No Brasil, o cenário econômico favorável dos anos de governo Lula, apesar da crise em 2009, permitiu um avanço significativo na posse do uso de celular entre os brasileiros que impulsionou também o aumento do acesso à internet no país. Em 2013, mais de 130 milhões (75,2%) de pessoas possuíam um celular, isso representa três quartos da população brasileira acima de 10 anos, segundo dados do PNAD. O aumento na penetração dos telefones móveis chama a atenção em comparação à última pesquisa. Em 2008, o IBGE havia contabilizado 87,1 milhões pessoas com telefone móvel para uso pessoal. Em cinco anos, houve aumento de 131,4 % na posse desses dispositivos. Já em relação ao acesso à internet, quase metade dos domicílios brasileiros possuem acesso. São 65,1 milhões de domicílios com internet, sendo o microcomputador o principal meio de acesso (88,4%). O acesso via telefone móvel estava presente em 53,6% dos domicílios, enquanto o tablet, em 17,2% deles. Os dados do PNAD, em 2013, revelam que mais de 50% dos domicílios com renda de um a dois salários mínimos utilizavam a internet com frequência. Revelam também que navegar pela rede foi mais frequente entre jovens de 15 a 17 anos (75,7%) e cresceu com a escolaridade, variando de 5,4%, na população sem instrução ou com menos de um ano de estudo, até 89,8%, entre as pessoas com 15 anos ou mais de estudo.

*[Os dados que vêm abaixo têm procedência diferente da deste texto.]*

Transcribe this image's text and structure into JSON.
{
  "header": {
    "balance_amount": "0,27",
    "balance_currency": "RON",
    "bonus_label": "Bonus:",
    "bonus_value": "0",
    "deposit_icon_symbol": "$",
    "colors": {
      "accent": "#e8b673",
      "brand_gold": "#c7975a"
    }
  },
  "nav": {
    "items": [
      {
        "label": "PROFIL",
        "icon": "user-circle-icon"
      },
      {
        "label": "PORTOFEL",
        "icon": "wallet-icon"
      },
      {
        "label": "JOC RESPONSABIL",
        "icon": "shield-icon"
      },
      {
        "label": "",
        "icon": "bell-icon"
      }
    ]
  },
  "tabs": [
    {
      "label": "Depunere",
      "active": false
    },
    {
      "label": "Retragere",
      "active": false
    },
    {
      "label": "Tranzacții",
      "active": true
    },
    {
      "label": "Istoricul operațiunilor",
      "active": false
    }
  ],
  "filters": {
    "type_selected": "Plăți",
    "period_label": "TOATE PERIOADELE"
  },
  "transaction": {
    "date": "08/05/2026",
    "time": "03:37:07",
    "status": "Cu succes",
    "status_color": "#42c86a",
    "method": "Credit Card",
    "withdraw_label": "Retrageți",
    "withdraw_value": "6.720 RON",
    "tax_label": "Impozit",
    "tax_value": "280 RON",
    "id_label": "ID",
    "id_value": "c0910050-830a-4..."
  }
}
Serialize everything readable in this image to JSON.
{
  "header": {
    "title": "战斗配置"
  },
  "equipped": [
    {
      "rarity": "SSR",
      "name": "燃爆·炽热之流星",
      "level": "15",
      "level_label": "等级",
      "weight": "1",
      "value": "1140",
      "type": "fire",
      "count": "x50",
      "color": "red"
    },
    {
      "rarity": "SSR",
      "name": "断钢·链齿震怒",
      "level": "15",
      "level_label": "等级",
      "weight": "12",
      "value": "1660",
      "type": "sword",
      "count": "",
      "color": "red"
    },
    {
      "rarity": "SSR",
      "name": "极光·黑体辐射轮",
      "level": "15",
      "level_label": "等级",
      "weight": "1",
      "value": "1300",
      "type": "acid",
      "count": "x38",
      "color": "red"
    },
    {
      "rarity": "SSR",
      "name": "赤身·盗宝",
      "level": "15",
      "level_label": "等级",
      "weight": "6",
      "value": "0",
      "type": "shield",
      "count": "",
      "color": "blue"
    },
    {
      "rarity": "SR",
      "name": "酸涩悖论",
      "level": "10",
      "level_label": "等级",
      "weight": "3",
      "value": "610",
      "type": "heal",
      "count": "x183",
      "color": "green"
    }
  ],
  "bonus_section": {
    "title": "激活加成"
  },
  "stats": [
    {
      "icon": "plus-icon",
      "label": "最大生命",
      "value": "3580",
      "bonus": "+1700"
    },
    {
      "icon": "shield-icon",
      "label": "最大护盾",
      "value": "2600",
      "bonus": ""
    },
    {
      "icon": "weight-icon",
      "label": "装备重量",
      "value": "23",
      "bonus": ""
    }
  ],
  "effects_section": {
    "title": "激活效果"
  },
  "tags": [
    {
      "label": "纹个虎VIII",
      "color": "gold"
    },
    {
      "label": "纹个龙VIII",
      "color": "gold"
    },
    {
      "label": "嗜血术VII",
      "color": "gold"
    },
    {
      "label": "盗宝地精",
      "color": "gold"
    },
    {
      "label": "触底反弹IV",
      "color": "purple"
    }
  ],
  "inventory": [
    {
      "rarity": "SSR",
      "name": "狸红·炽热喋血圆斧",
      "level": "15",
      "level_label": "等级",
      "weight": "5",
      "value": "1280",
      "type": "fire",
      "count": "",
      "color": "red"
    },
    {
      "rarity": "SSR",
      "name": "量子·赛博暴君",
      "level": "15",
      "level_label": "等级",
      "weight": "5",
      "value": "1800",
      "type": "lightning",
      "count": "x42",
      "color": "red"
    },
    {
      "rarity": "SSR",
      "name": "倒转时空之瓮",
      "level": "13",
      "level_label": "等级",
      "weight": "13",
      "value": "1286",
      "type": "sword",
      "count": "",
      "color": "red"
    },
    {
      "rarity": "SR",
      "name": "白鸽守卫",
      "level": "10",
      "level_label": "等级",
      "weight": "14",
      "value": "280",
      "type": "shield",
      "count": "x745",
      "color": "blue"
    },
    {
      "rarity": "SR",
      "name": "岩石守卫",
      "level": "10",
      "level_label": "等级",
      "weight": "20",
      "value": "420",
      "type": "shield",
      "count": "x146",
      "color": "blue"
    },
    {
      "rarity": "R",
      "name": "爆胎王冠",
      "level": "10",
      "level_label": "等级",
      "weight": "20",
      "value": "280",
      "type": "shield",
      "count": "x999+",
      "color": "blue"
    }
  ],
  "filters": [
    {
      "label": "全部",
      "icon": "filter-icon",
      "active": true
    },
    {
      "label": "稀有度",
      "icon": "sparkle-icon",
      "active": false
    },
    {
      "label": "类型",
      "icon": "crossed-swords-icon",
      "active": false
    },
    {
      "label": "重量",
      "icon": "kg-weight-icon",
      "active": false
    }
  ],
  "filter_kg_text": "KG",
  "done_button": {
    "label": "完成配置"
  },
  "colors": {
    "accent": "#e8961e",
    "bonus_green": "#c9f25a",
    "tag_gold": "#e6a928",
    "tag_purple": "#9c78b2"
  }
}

A partir desses dados aliados ao fenômeno mundial da difusão das redes sociais, podemos dizer que o Brasil começa a sistematizar e operacionalizar uma sociedade em rede – aqui entendida como pessoas conectadas que se intercomunicam e, de alguma forma, se organizam por plataformas digitais para tomar uma ação política – há pouco menos de dez anos, sendo as manifestações de junho de 2013 o marco nacional desta nova forma não só de comunicação, mas também de meios e ferramentas para agir politicamente. Os protestos também catalisaram um processo de assimilação da “nova era” digital pelas instituições, mas que ainda permanece descontinuado.

 

Individualismo em rede
Atualmente, a lógica pós-modernista contemporânea que pauta as relações sociais entre os indivíduos tem se consolidado como o resultado da combinação tanto das inovações digitais – que criam um espaço virtual para o estabelecimento das relações humanas – quanto do aprofundamento, em um sentido mais geral, da lógica capitalista e neoliberal nas relações sociais.

As inovações digitais do último século permitiram a constituição de uma sociedade em rede em que as pessoas estão mais conectadas, dialogam “full time” por mensagens instantâneas, com acesso 24h a qualquer tipo de informação (filtrada por grandes corporações) e se sentem seguras com a sensação de pertencimento e de “ter voz” por meio das redes sociais.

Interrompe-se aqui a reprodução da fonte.